To put that figure in context, a minimum wage worker currently pays €887 in tax every year, meaning the person serving you burgers or cleaning the toilets in your hotel room pays nearly four times more tax than Mars Capital.
Mars Capital is not the only fund taking advantage of Ireland's perfectly legal tax avoidance scheme. An entity controlled by CarVal made profits of €16.45m but its tax bill was just €250. A company controlled by Cerberus has earned nearly €90m from its Irish investments but paid just €2,325 in tax. There is no suggestion that any of these companies did anything illegal - and that is precisely the problem. Tax avoidance on this scale, by companies earning money in Ireland, should not be legal.
It's hard to understand why it is. A study by the Central Bank of Section 110 companies, published last year, found the majority have no direct employees in Ireland.
Instead, "the main benefit to the Irish economy comes through fees paid to Irish corporate service providers". So, the only people earning any money from these schemes are the lawyers and accountants with the professional expertise to set them up.
According to the Central Bank, "the average set-up fee paid to Irish service providers is approximately €50,000 and the average annual administrative fee ranges in broad terms between €40,000 to €80,000".
While these companies pay little or no tax, they have at least one important impact on our economy. All of the money sloshing around these SPVs grossly inflates our GDP figures, contributing to the "leprechaun economics" that saw Ireland's GDP growth reach 26pc last year.
The number of vulture funds using SPVs to buy distressed loan books, from Nama and Irish-based banks, also raises questions about whether the government and the Revenue Commissioners knew about this loophole before these loans were sold. Specifically, were these vulture funds given assurances that they could use Section 110 entities to manage their Irish investments, as a quid pro quo for buying billions in loans?

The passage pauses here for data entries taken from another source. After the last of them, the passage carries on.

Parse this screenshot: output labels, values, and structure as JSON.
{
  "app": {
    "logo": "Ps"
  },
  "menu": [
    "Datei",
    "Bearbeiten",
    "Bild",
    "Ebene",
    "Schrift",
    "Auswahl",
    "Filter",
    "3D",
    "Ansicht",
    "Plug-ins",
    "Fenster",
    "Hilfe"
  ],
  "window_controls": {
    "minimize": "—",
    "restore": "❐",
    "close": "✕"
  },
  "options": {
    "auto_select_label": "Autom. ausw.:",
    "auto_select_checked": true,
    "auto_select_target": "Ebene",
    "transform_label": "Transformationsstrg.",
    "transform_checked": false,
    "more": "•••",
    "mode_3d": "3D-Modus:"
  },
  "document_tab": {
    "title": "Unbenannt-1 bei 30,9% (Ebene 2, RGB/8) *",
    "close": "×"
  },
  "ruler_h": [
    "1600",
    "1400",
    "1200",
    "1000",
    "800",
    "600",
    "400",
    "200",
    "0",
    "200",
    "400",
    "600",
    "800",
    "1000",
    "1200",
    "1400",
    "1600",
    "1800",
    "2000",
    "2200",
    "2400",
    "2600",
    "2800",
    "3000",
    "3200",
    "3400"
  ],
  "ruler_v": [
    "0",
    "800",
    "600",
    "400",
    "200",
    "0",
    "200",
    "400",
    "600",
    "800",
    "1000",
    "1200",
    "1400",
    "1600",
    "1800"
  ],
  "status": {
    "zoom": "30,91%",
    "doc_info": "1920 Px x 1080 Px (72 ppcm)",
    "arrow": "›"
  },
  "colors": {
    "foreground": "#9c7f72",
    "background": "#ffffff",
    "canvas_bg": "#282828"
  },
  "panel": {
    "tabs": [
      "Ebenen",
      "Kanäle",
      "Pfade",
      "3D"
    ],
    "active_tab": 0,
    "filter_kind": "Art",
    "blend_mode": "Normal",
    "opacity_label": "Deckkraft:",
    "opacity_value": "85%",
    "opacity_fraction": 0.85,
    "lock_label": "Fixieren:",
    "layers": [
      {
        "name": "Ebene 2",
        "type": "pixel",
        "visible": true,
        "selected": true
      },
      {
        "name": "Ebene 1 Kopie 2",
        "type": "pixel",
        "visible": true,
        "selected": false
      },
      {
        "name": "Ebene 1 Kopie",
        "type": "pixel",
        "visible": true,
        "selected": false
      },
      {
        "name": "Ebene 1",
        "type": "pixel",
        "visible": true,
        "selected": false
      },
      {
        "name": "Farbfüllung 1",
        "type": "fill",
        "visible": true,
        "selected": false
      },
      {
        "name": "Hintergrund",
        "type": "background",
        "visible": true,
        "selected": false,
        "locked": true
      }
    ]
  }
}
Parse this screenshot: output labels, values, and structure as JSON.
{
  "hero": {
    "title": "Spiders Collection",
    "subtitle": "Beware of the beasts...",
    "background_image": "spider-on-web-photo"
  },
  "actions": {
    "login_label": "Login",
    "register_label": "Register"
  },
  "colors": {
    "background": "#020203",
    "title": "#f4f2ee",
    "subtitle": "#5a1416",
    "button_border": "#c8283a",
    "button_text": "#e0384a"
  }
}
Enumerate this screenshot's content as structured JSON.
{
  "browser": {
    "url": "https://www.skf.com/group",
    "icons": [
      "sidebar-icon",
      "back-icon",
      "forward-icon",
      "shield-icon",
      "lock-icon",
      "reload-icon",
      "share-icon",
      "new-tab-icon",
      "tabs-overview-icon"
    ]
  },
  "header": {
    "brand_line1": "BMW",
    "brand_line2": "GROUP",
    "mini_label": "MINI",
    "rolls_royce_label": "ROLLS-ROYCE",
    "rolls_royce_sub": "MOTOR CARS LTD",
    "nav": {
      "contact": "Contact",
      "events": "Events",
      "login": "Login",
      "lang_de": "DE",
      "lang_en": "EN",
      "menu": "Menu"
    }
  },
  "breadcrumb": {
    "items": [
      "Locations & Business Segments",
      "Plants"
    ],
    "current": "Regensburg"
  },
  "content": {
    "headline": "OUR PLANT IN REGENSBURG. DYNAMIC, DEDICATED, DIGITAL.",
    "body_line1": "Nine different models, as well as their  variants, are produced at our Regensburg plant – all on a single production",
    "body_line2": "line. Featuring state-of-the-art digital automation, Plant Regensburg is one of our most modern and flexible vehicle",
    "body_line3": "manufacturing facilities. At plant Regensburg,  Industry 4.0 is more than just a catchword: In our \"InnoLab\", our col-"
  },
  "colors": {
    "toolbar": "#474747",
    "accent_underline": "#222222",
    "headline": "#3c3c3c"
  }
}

Was the State willing to do a special deal with these vulture funds because they wanted rid of these loans?
And, if vulture funds can use Section 110 entities to avoid tax on Irish earnings, how many other companies operating in this country are availing of the same or similar schemes?
Currently, the Department of Finance and the Revenue Commissioners are examining Mr Donnelly's claim that billions of euro in taxes is in danger of being lost.
However, if these SPVs are ultimately found to have facilitated tax avoidance on an industrial scale, who will investigate whether the Government or the Revenue Commissioners were complicit in allowing this to happen?
Perhaps the EU Commission, once it has finished investigating Apple, can open a separate investigation into vulture funds and their use of SPVs.